CD5−NK1.1+ γδ T cells that develop in a Bcl11b-independent manner participate in early protection against infection

We recently found that a unique subset of innate-like γδ T cells develop from the DN2a-stage of the fetal thymus independent of the zinc-finger transcription factor B-cell leukemia/lymphoma 11b (Bcl11b). Herein we characterized these Bcl11b-independent γδ T cells in the periphery as CD5−NK1.1+ and Granzyme B+, and show that they are capable of producing interferon (IFN)-γ upon T cell receptor stimulation without Ca2+ influx. In wild-type mice, these cells were sparse in lymphoid tissues but abundant in non-lymphoid tissues such as the liver. Bcl11b-independent CD5−NK1.1+ γδ T cells appeared and contributed to early protection before Bcl11b-dependent CD5+NK1.1− γδT cells following Listeria monocytogenes infection, recapitulating their appearance during thymic development.
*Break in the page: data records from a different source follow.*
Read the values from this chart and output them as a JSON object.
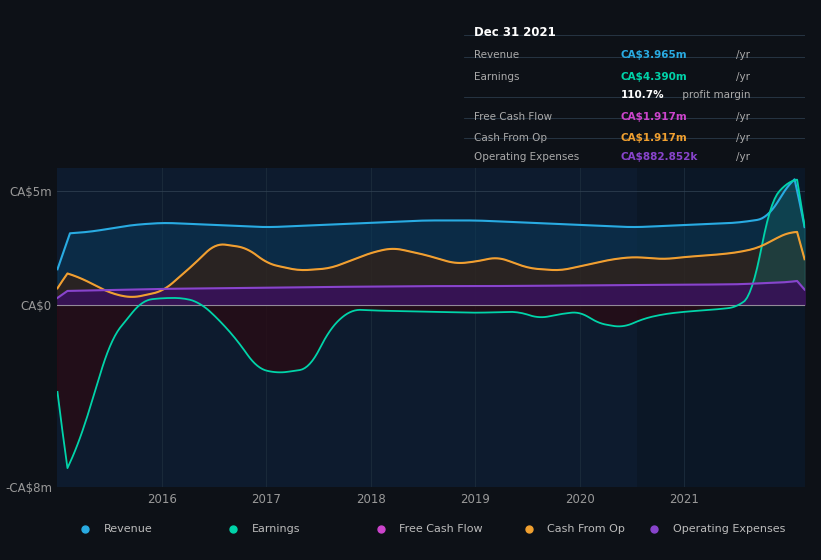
{
  "bg_color": "#0d1117",
  "plot_bg_color": "#0d1b2e",
  "title": "Dec 31 2021",
  "ylim": [
    -8000000,
    6000000
  ],
  "yticks": [
    -8000000,
    0,
    5000000
  ],
  "ytick_labels": [
    "-CA$8m",
    "CA$0",
    "CA$5m"
  ],
  "xtick_labels": [
    "2016",
    "2017",
    "2018",
    "2019",
    "2020",
    "2021"
  ],
  "colors": {
    "revenue": "#29abe2",
    "earnings": "#00d4aa",
    "free_cash_flow": "#cc44cc",
    "cash_from_op": "#f0a030",
    "operating_expenses": "#8844cc"
  },
  "legend_items": [
    {
      "label": "Revenue",
      "color": "#29abe2"
    },
    {
      "label": "Earnings",
      "color": "#00d4aa"
    },
    {
      "label": "Free Cash Flow",
      "color": "#cc44cc"
    },
    {
      "label": "Cash From Op",
      "color": "#f0a030"
    },
    {
      "label": "Operating Expenses",
      "color": "#8844cc"
    }
  ]
}
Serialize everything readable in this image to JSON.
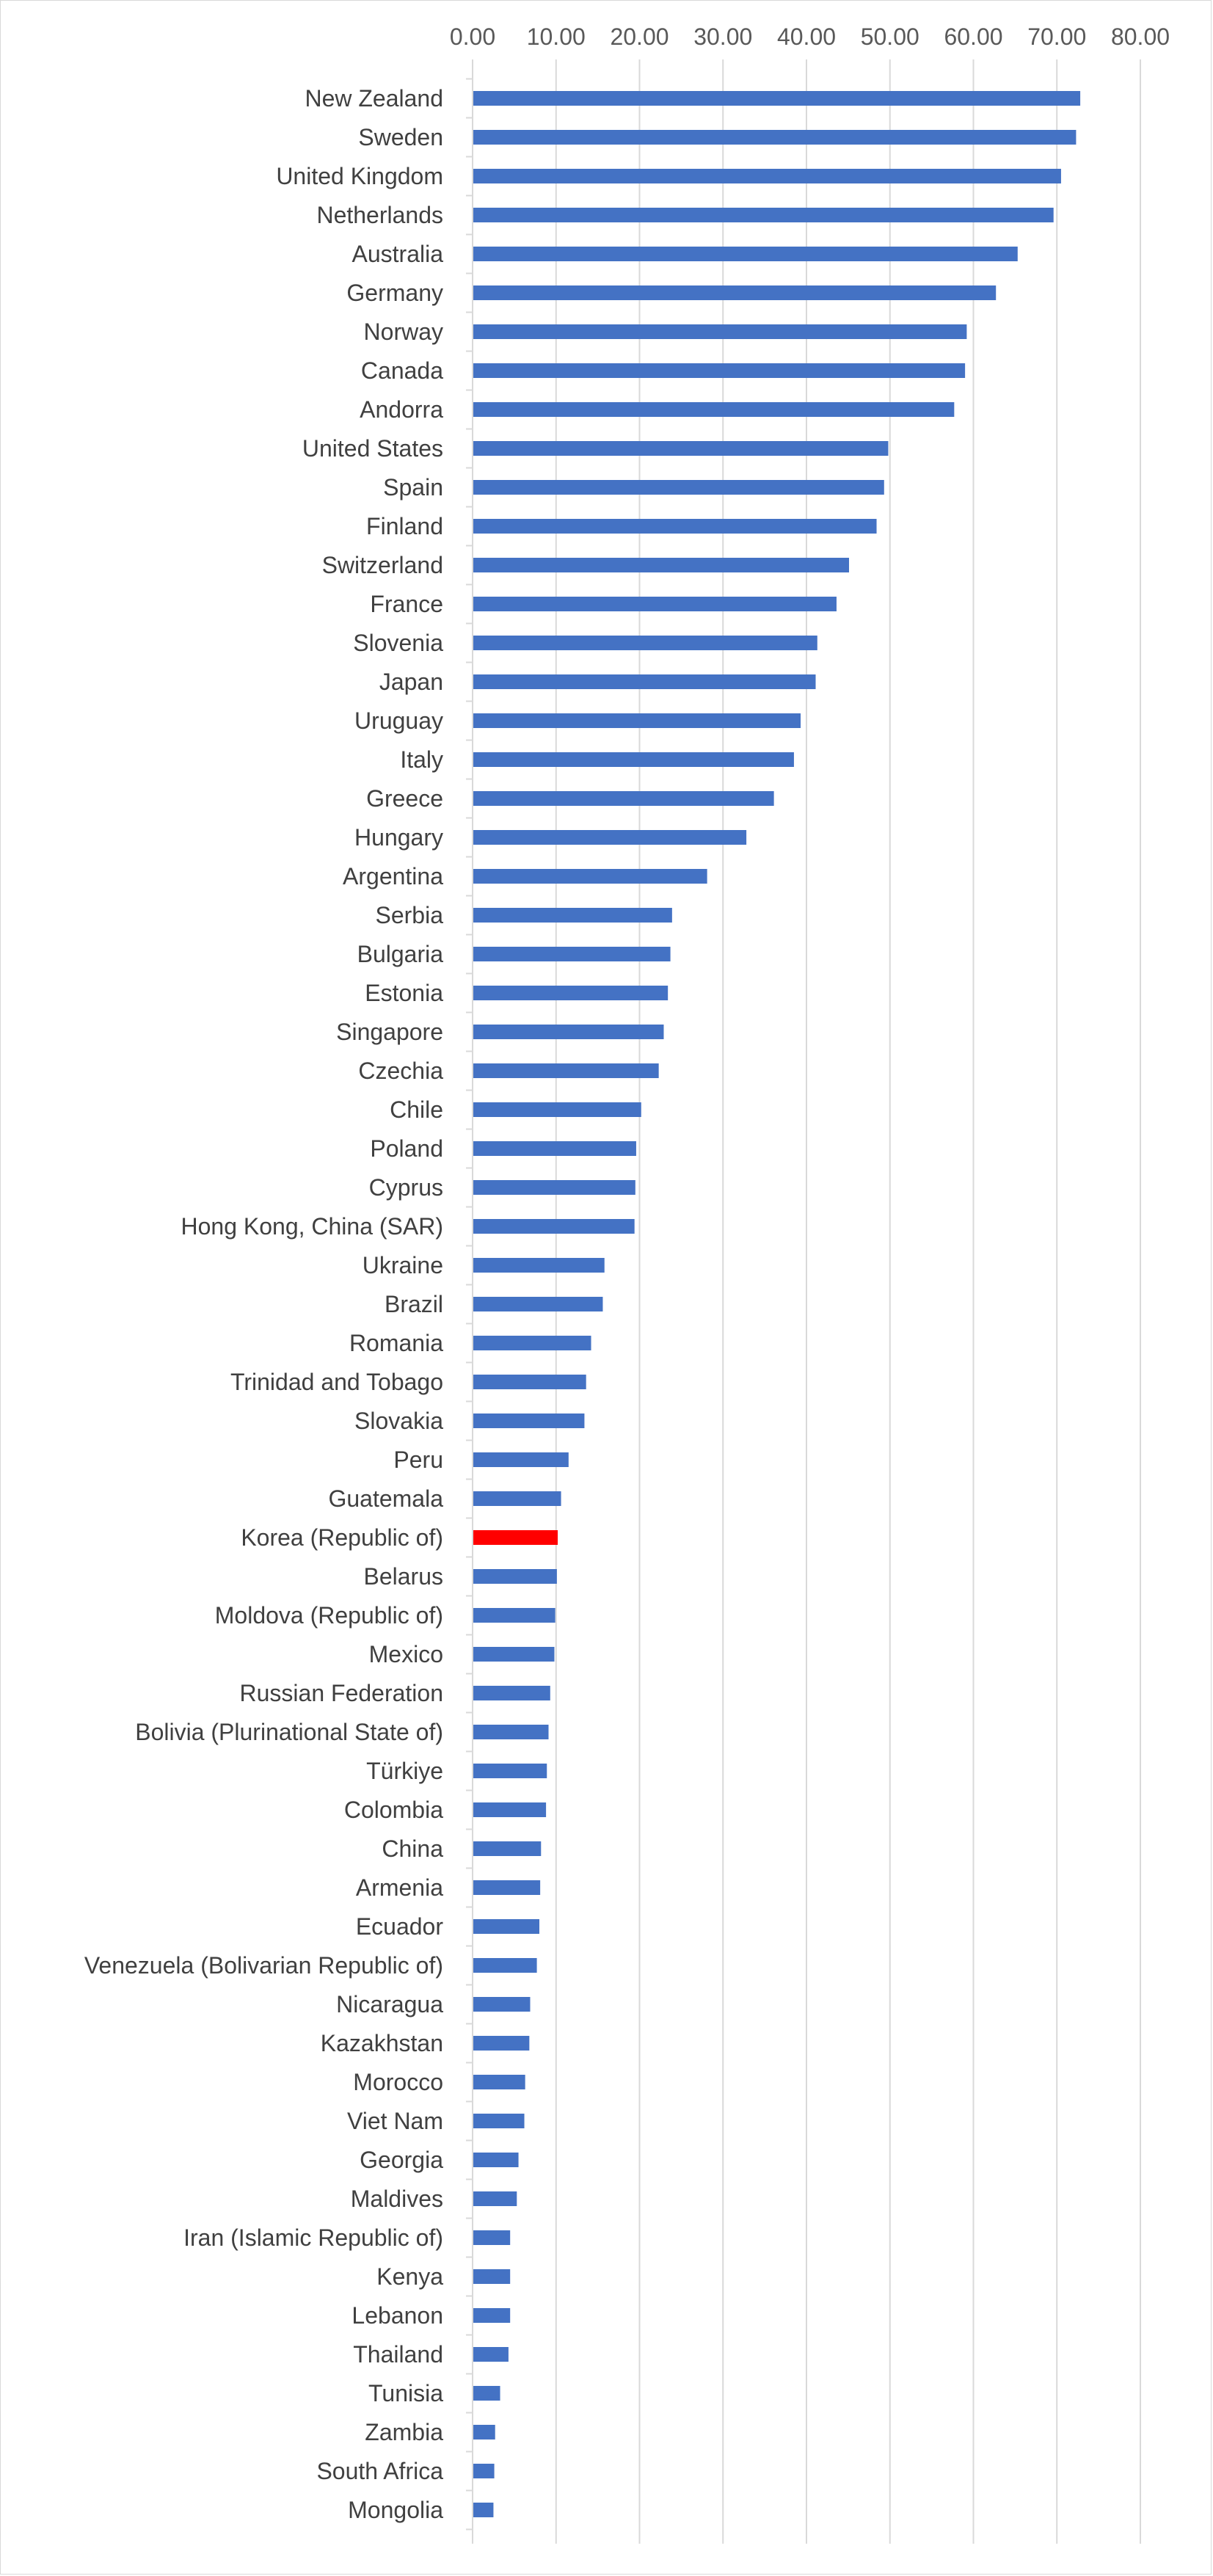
{
  "chart_data": {
    "type": "bar",
    "orientation": "horizontal",
    "title": "",
    "xlabel": "",
    "ylabel": "",
    "xlim": [
      0,
      80
    ],
    "x_ticks": [
      "0.00",
      "10.00",
      "20.00",
      "30.00",
      "40.00",
      "50.00",
      "60.00",
      "70.00",
      "80.00"
    ],
    "x_tick_values": [
      0,
      10,
      20,
      30,
      40,
      50,
      60,
      70,
      80
    ],
    "x_axis_position": "top",
    "grid": "vertical",
    "legend": "none",
    "bar_color": "#4472c4",
    "highlight_color": "#ff0000",
    "highlight_category": "Korea (Republic of)",
    "gridline_color": "#d9d9d9",
    "categories": [
      "New Zealand",
      "Sweden",
      "United Kingdom",
      "Netherlands",
      "Australia",
      "Germany",
      "Norway",
      "Canada",
      "Andorra",
      "United States",
      "Spain",
      "Finland",
      "Switzerland",
      "France",
      "Slovenia",
      "Japan",
      "Uruguay",
      "Italy",
      "Greece",
      "Hungary",
      "Argentina",
      "Serbia",
      "Bulgaria",
      "Estonia",
      "Singapore",
      "Czechia",
      "Chile",
      "Poland",
      "Cyprus",
      "Hong Kong, China (SAR)",
      "Ukraine",
      "Brazil",
      "Romania",
      "Trinidad and Tobago",
      "Slovakia",
      "Peru",
      "Guatemala",
      "Korea (Republic of)",
      "Belarus",
      "Moldova (Republic of)",
      "Mexico",
      "Russian Federation",
      "Bolivia (Plurinational State of)",
      "Türkiye",
      "Colombia",
      "China",
      "Armenia",
      "Ecuador",
      "Venezuela (Bolivarian Republic of)",
      "Nicaragua",
      "Kazakhstan",
      "Morocco",
      "Viet Nam",
      "Georgia",
      "Maldives",
      "Iran (Islamic Republic of)",
      "Kenya",
      "Lebanon",
      "Thailand",
      "Tunisia",
      "Zambia",
      "South Africa",
      "Mongolia"
    ],
    "values": [
      72.8,
      72.3,
      70.5,
      69.6,
      65.3,
      62.7,
      59.2,
      59.0,
      57.7,
      49.8,
      49.3,
      48.4,
      45.1,
      43.6,
      41.3,
      41.1,
      39.3,
      38.5,
      36.1,
      32.8,
      28.1,
      23.9,
      23.7,
      23.4,
      22.9,
      22.3,
      20.2,
      19.6,
      19.5,
      19.4,
      15.8,
      15.6,
      14.2,
      13.6,
      13.4,
      11.5,
      10.6,
      10.2,
      10.1,
      9.9,
      9.8,
      9.3,
      9.1,
      8.9,
      8.8,
      8.2,
      8.1,
      8.0,
      7.7,
      6.9,
      6.8,
      6.3,
      6.2,
      5.5,
      5.3,
      4.5,
      4.5,
      4.5,
      4.3,
      3.3,
      2.7,
      2.6,
      2.5
    ]
  }
}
We analyzed global gene expression by comparing the transcriptome profiles of whole γδ T cells from CreRag1;Bcl11b flox/flox (flox/flox) mice, in which more than 99% were CD5−NK1.1+, prototypical Bcl11b-independent γδ T cells (CD5−NK1.1+ γδ T cells) and a prototypical Bcl11b-dependent γδ T cell subset (CD5+NK1.1− γδ T cells) sorted from the liver of WT mice.